Sorry, I got off track there…
For me, the popularity of the internet had a mild effect on me, but I started to love it when I realized what I could get from it. For example, I liked being able to go down to the library, and print up twenty pages of weapon and armor information for Secret of Mana, because it was a shitload cheaper than calling Counselor’s Corner and racking up my parents’ phone bill.
I got to play some great games that I missed out on, because of emulators. I know some purists hate the idea of using emulators, but I’m a cheap bastard, and this was my best chance at playing such awesome stuff, like Faxanadu, EarthBound and Contra: Hard Corps.
Everyone knows how big YouTube is now. I first started looking at YouTube for animations, because I was big into Newgrounds, at the time. Then, I saw my first AVGN video. He was reviewing the 32X, and I was hooked. His reviews were funny and informative, and I discovered ScrewAttack through his videos. When I started to lose interest, I discovered the Rageaholic, RazorFist. One great thing his videos did was make me want to play games I never would’ve considered before. I might’ve never given Deadly Premonition a fair shot if not for RazorFist…and I love Deadly Premonition!
Even though the internet has helped me embrace new aspects of gaming culture, there are some moments it was damaging to my social life and gaming experiences.
Firstly, I’ve completely dismissed playing certain games because of reviewers I trust, when I should’ve played the game first, and made my decision afterwards, especially if it looked interesting. This behaviour is not going away anytime soon, seeing as how it’s nearly impossible to rent games nowadays. The only way I see myself playing these games is when they’re on sale.
I also used to be a jerk on certain forums, mainly to keep up with the general behaviour of the forums in question. I did have some fun being a jerk, but it eventually turned sour when I realized the bar was constantly being set higher (or lower, in this case) on being a jerk. Luckily, as I was becoming more involved with ScrewAttack, it was easier for me to not give a shit about those sites.
Also, I’m not a big fan of online play. It’s always a hassle for me to find people I want to play with, and I never have the time to stay on long enough to make the experience feel worthwhile. I still do enjoy playing games with other people – just when they’re in the same room as me. Nothing comes close to that feeling of beating someone in Mario Kart, and rubbing it in their face, watching their facial expressions change. Then, they would beat my ass ten times in a row. But I`d deserve it.
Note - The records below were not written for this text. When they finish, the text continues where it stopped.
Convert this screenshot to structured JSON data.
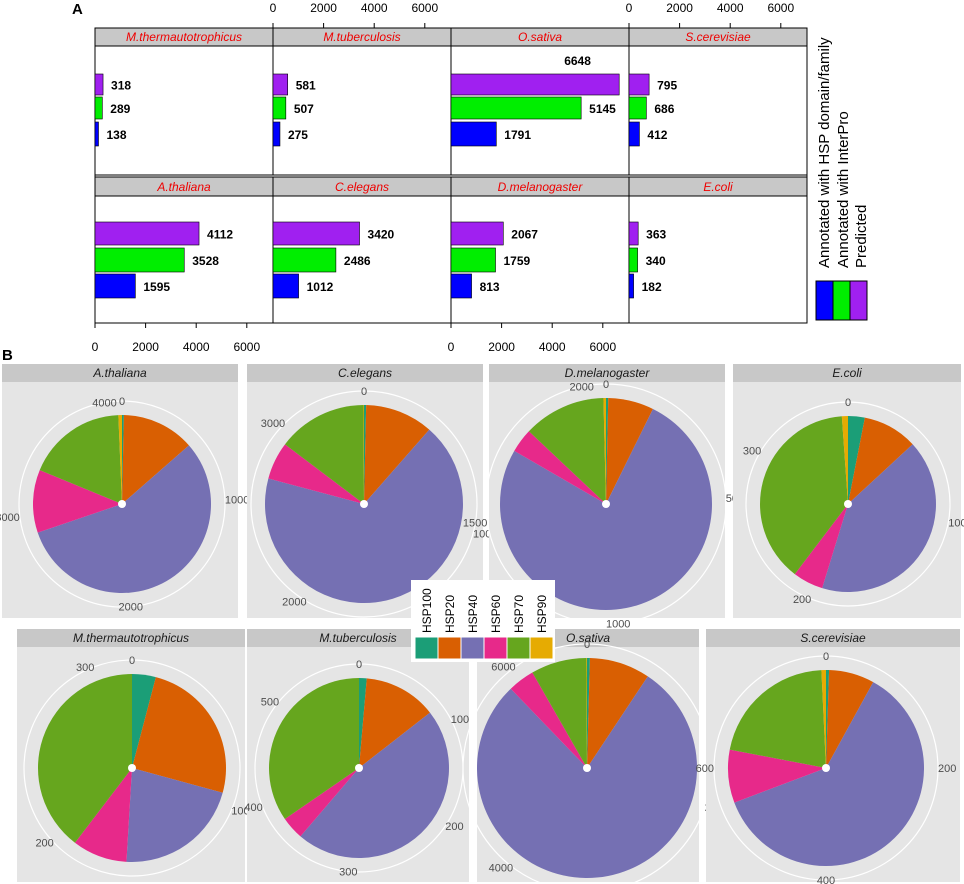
{
  "panel_labels": {
    "a": "A",
    "b": "B"
  },
  "colors": {
    "predicted": "#0000ff",
    "interpro": "#00ee00",
    "hsp": "#a020f0",
    "strip_bg": "#c8c8c8",
    "strip_text": "#ee0000",
    "pie_bg": "#e5e5e5",
    "HSP100": "#1b9e77",
    "HSP20": "#d95f02",
    "HSP40": "#7570b3",
    "HSP60": "#e7298a",
    "HSP70": "#66a61e",
    "HSP90": "#e6ab02"
  },
  "legend_a": {
    "items": [
      "Annotated with HSP domain/family",
      "Annotated with InterPro",
      "Predicted"
    ]
  },
  "legend_b": {
    "items": [
      "HSP100",
      "HSP20",
      "HSP40",
      "HSP60",
      "HSP70",
      "HSP90"
    ]
  },
  "chart_data": [
    {
      "type": "bar",
      "orientation": "horizontal",
      "title": "A",
      "axis": {
        "ticks": [
          "0",
          "2000",
          "4000",
          "6000"
        ],
        "xlim": [
          0,
          7000
        ]
      },
      "series_names": [
        "Predicted",
        "Annotated with InterPro",
        "Annotated with HSP domain/family"
      ],
      "facets": [
        {
          "name": "M.thermautotrophicus",
          "values": [
            138,
            289,
            318
          ]
        },
        {
          "name": "M.tuberculosis",
          "values": [
            275,
            507,
            581
          ]
        },
        {
          "name": "O.sativa",
          "values": [
            1791,
            5145,
            6648
          ]
        },
        {
          "name": "S.cerevisiae",
          "values": [
            412,
            686,
            795
          ]
        },
        {
          "name": "A.thaliana",
          "values": [
            1595,
            3528,
            4112
          ]
        },
        {
          "name": "C.elegans",
          "values": [
            1012,
            2486,
            3420
          ]
        },
        {
          "name": "D.melanogaster",
          "values": [
            813,
            1759,
            2067
          ]
        },
        {
          "name": "E.coli",
          "values": [
            182,
            340,
            363
          ]
        }
      ]
    },
    {
      "type": "pie",
      "title": "B",
      "categories": [
        "HSP100",
        "HSP20",
        "HSP40",
        "HSP60",
        "HSP70",
        "HSP90"
      ],
      "facets": [
        {
          "name": "A.thaliana",
          "values": [
            14,
            543,
            2313,
            470,
            745,
            27
          ],
          "ticks": [
            "0",
            "1000",
            "2000",
            "3000",
            "4000"
          ]
        },
        {
          "name": "C.elegans",
          "values": [
            12,
            380,
            2315,
            210,
            500,
            3
          ],
          "ticks": [
            "0",
            "1000",
            "2000",
            "3000"
          ]
        },
        {
          "name": "D.melanogaster",
          "values": [
            7,
            144,
            1572,
            76,
            260,
            8
          ],
          "ticks": [
            "0",
            "500",
            "1000",
            "1500",
            "2000"
          ]
        },
        {
          "name": "E.coli",
          "values": [
            11,
            36,
            149,
            20,
            138,
            4
          ],
          "ticks": [
            "0",
            "100",
            "200",
            "300"
          ]
        },
        {
          "name": "M.thermautotrophicus",
          "values": [
            13,
            80,
            69,
            30,
            126,
            0
          ],
          "ticks": [
            "0",
            "100",
            "200",
            "300"
          ]
        },
        {
          "name": "M.tuberculosis",
          "values": [
            8,
            76,
            272,
            24,
            201,
            0
          ],
          "ticks": [
            "0",
            "100",
            "200",
            "300",
            "400",
            "500"
          ]
        },
        {
          "name": "O.sativa",
          "values": [
            28,
            592,
            5218,
            260,
            544,
            6
          ],
          "ticks": [
            "0",
            "2000",
            "4000",
            "6000"
          ]
        },
        {
          "name": "S.cerevisiae",
          "values": [
            4,
            60,
            490,
            70,
            170,
            6
          ],
          "ticks": [
            "0",
            "200",
            "400",
            "600"
          ]
        }
      ]
    }
  ]
}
To bring an end to this negative tirade, I wish to share something personal:
I’ve briefly mentioned in the past that I still suffer from depression. The last time it hit, it hit bad. I lost sleep, my appetite and my happiness. It took a lot of hard work (and medication) to bring me around, but it was wonderful when I felt happy again. I did a lot of research on the internet, figuring out what I could do to keep myself from getting that low ever again. One thing that has helped me stay happy was becoming more involved on Twitter.
Twitter is a wonderful social networking tool. I have gained many new friends because of it – some of which I’ve met in real life! As each year passes, I hope to meet more and more of these wonderful people, so we can discuss the same things we discuss on Twitter, face to face. Also epic quests.
So, to wrap up this article, the Internet is a wonderful social and resource tool. It has given me ups and downs, but it has also allowed me to share my ups and downs with other people…like right now, on this wonderful website. I know other people have probably had more intense ups and downs with the internet, because you were exposed to it at an early age. We weren’t even using this shit for school until I was in Grade 11, and nobody knew what the hell they were doing.